Doctors are now having to make tough decisions on who to operate on, as fuel supplies run critically low. Doctors say only life-saving treatment is being carried out in many cases.
The absence of humanitarian corridors is resulting in unprecedented problems for hospitals. In previous wars, the ICRC and UN were able to secure corridors to deliver aid but Israel has not yet allowed for this.
The main option being considered, the ICRC says, is the Rafah crossing between Gaza and Egypt.
Palestinian Prime Minister Mohammad Shtayyeh said on Thursday that his government was working with Egypt to open corridors for humanitarian aid.
"Closing all access to the Gaza Strip and preventing aid is a mass killing of our people," he said.
Egypt says it has been trying to arrange aid deliveries through the Rafah crossing, but this has been made difficult by Israeli bombardment in the territory.
Those air strikes have meant people are also filling up hospitals to shelter, believing they are safer there than other parts of Gaza.

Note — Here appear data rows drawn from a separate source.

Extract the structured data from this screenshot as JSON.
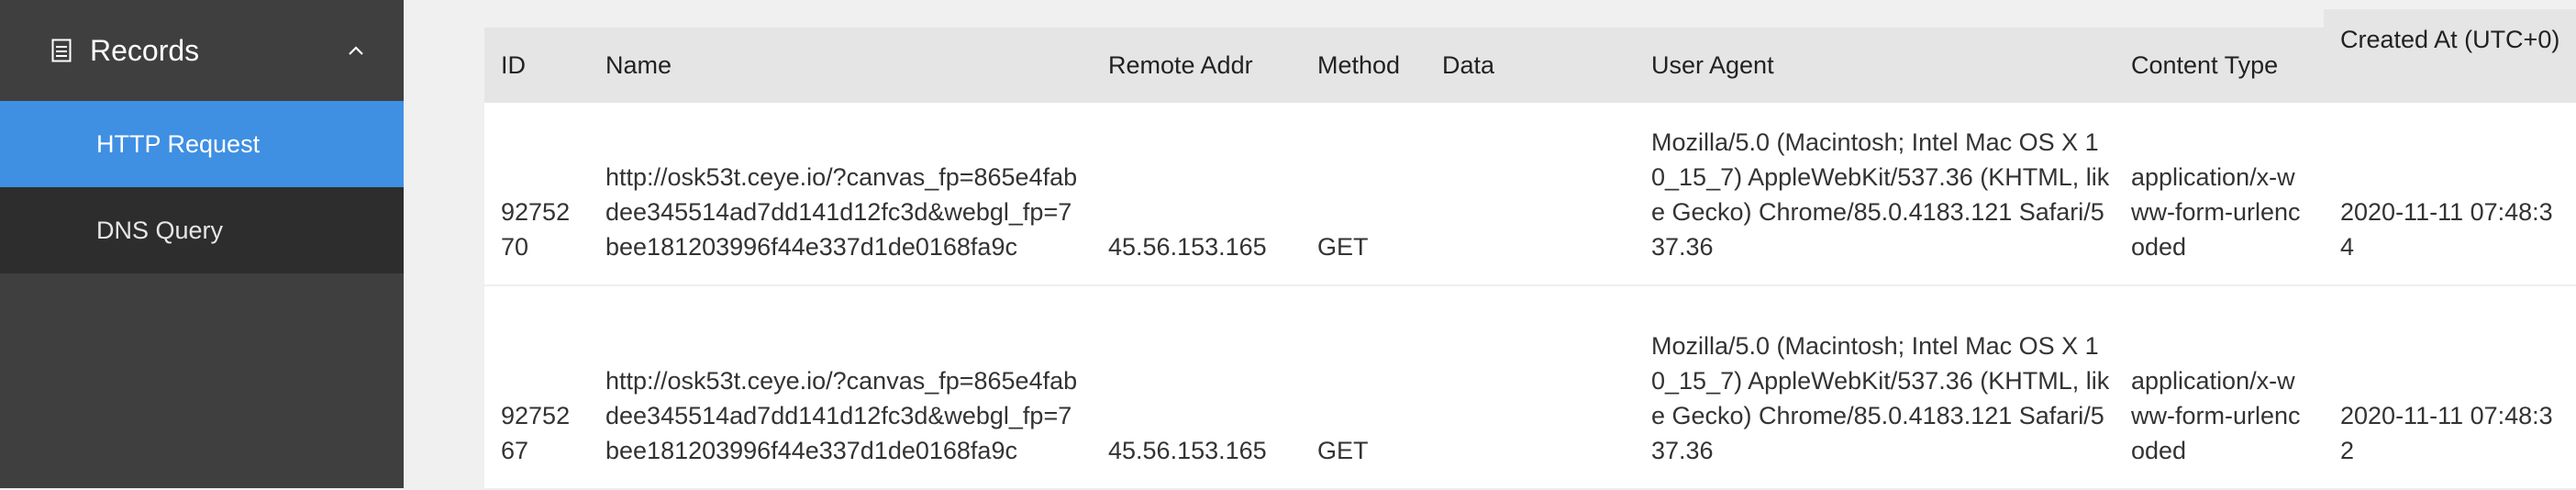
{
  "sidebar": {
    "section_label": "Records",
    "items": [
      {
        "label": "HTTP Request",
        "active": true
      },
      {
        "label": "DNS Query",
        "active": false
      }
    ],
    "colors": {
      "bg": "#3f3f3f",
      "active": "#3f8fe3",
      "inactive": "#2d2d2d"
    }
  },
  "table": {
    "columns": {
      "id": "ID",
      "name": "Name",
      "remote_addr": "Remote Addr",
      "method": "Method",
      "data": "Data",
      "user_agent": "User Agent",
      "content_type": "Content Type",
      "created_at": "Created At (UTC+0)"
    },
    "rows": [
      {
        "id": "9275270",
        "name": "http://osk53t.ceye.io/?canvas_fp=865e4fabdee345514ad7dd141d12fc3d&webgl_fp=7bee181203996f44e337d1de0168fa9c",
        "remote_addr": "45.56.153.165",
        "method": "GET",
        "data": "",
        "user_agent": "Mozilla/5.0 (Macintosh; Intel Mac OS X 10_15_7) AppleWebKit/537.36 (KHTML, like Gecko) Chrome/85.0.4183.121 Safari/537.36",
        "content_type": "application/x-www-form-urlencoded",
        "created_at": "2020-11-11 07:48:34"
      },
      {
        "id": "9275267",
        "name": "http://osk53t.ceye.io/?canvas_fp=865e4fabdee345514ad7dd141d12fc3d&webgl_fp=7bee181203996f44e337d1de0168fa9c",
        "remote_addr": "45.56.153.165",
        "method": "GET",
        "data": "",
        "user_agent": "Mozilla/5.0 (Macintosh; Intel Mac OS X 10_15_7) AppleWebKit/537.36 (KHTML, like Gecko) Chrome/85.0.4183.121 Safari/537.36",
        "content_type": "application/x-www-form-urlencoded",
        "created_at": "2020-11-11 07:48:32"
      }
    ]
  }
}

Dr Justin Dalby, who has been working in Gaza for six months with the humanitarian charity Médecins Sans Frontières (MSF) told the BBC that the number of injured was "just absolutely immense".
He said there was "constant violence" as "destruction continues everywhere ... day or night".
"If you are taking out the electricity supply of a hospital, it means that lights go off. Monitoring equipment, oxygen delivery, mechanical ventilators, operating theatres and surgical equipment that require electricity will no longer be able to function," he said.
Hamas took about 150 Israeli hostages into Gaza during its deadly attacks on southern Israel at the weekend that killed at least 1,300 people.
Israel's Energy Minister Israel Katz said "no electrical switch will be turned on, no water hydrant will be opened and no fuel truck will enter" until the "abductees" are free.
Israel stopped supplies to the Gaza Strip after the Hamas attacks on Saturday.
More than 1,300 people have been killed in Gaza since Israel launched its air strikes on Saturday, according to the Palestinian Health Ministry. A further 5,339 have been injured.
Meanwhile, the UN agency for Palestinian refugees says more than 338,000 people have been displaced, with most sheltering in hospitals and UN schools.
"The human misery caused by this escalation is abhorrent, and I implore the sides to reduce the suffering of civilians," Mr Carboni of the ICRC said.